L'opération « Fureur épique » achevée, Washington mise sur la diplomatie à Ormuz
Les États-Unis déclarent terminée la phase offensive contre l’Iran. Marco Rubio annonce une opération défensive pour rouvrir le détroit d’Ormuz, tandis que les menaces de Trump persistent.
La Maison-Blanche a mis un terme à la phase offensive du conflit qui l’opposait à l’Iran. Mardi, le secrétaire d’État Marco Rubio a annoncé que l’opération « Fureur épique », lancée fin février, était « finie », ses objectifs atteints. Cette déclaration, assortie d’une notification au Congrès, permet à l’administration Trump de contourner l’obligation légale de solliciter une autorisation pour une guerre excédant soixante jours. Un cessez-le-feu fragile est en vigueur depuis le 7 avril, mais les hostilités n’ont pas totalement disparu du paysage stratégique.

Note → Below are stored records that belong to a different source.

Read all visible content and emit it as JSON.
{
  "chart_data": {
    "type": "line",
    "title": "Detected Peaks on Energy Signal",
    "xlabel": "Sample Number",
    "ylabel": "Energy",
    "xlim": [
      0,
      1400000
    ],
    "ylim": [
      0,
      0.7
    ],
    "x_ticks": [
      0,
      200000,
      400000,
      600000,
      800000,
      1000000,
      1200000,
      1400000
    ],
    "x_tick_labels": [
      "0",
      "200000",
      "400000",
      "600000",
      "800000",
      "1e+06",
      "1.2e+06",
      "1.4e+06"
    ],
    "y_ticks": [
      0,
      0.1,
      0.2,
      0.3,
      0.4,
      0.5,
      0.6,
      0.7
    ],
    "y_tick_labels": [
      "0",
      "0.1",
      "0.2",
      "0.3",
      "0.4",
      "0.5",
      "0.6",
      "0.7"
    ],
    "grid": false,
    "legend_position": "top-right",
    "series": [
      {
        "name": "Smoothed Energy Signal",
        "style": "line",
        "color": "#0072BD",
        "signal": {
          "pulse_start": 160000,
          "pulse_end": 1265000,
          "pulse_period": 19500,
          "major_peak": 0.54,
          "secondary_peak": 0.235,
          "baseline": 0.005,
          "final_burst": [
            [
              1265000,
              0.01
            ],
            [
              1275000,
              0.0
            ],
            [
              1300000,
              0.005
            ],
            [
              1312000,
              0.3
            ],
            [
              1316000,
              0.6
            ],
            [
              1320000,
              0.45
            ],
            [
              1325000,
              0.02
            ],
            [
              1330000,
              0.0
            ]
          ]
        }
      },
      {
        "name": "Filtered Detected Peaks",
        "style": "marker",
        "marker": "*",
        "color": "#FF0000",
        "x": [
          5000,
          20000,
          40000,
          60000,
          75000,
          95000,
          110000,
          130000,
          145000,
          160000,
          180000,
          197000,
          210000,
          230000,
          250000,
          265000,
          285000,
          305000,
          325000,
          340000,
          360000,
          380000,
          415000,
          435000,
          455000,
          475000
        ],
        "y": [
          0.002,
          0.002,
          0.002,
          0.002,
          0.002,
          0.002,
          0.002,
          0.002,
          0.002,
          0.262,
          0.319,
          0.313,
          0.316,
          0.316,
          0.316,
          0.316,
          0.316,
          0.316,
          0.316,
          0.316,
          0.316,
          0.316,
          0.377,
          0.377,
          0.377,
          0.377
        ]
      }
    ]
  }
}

L’heure est désormais à l’opération « Projet Liberté », qualifiée de défensive, qui vise à libérer les navires commerciaux bloqués dans le détroit d’Ormuz. Rubio a précisé que les forces américaines n’ouvriraient pas le feu sans provocation, mais qu’elles répondraient « avec une efficacité mortelle » en cas d’attaque. Une ambiguïté savamment entretenue, d’autant que le président Trump, quelques heures avant ces annonces, menaçait encore de « faire voler en éclats » l’Iran. Cette double lecture diplomatique et belliqueuse reflète la stratégie de pression maximale couplée à une recherche d’accord.
Du côté européen, la nouvelle suscite un mélange de soulagement et de prudence. Bruxelles, très dépendante du pétrole transitant par le golfe Persique, voit dans la fin des frappes une fenêtre pour une désescalade, mais redoute que le Projet Liberté ne se mue en une nouvelle confrontation navale. Paris et Berlin insistent sur la nécessité d’un cadre multilatéral, craignant que Washington n’impose ses conditions à Téhéran sans concertation. Les chancelleries du continent suivent de près les signaux iraniens, encore flous quant à une éventuelle reprise des négociations.
En Afrique francophone, où plusieurs États importent massivement des hydrocarbures via Ormuz, la stabilisation du détroit est un enjeu vital. Des pays comme la Côte d’Ivoire ou le Sénégal, déjà fragilisés par la flambée des prix, observent avec espoir l’annonce d’une phase défensive, tout en restant sceptiques sur la capacité de Washington à garantir une navigation libre sans heurts. Le Canada, pour sa part, salue tout effort diplomatique mais rappelle l’importance de préserver les équilibres régionaux, tandis que la Belgique appelle à un retour rapide au droit international maritime.
L’avenir immédiat se joue autour d’un mémorandum d’entente que Trump souhaite conclure avec Téhéran. Rubio a évoqué des sujets de « compréhension mutuelle », sans préciser le calendrier. Mais la menace persistante de représailles, couplée à la présence militaire américaine dans le Golfe, maintient une pression constante. La communauté internationale retient son souffle : la « paix » proclamée pourrait n’être qu’une trêve armée, et le Projet Liberté, un nouveau chapitre d’une confrontation aux conséquences énergétiques et géopolitiques mondiales.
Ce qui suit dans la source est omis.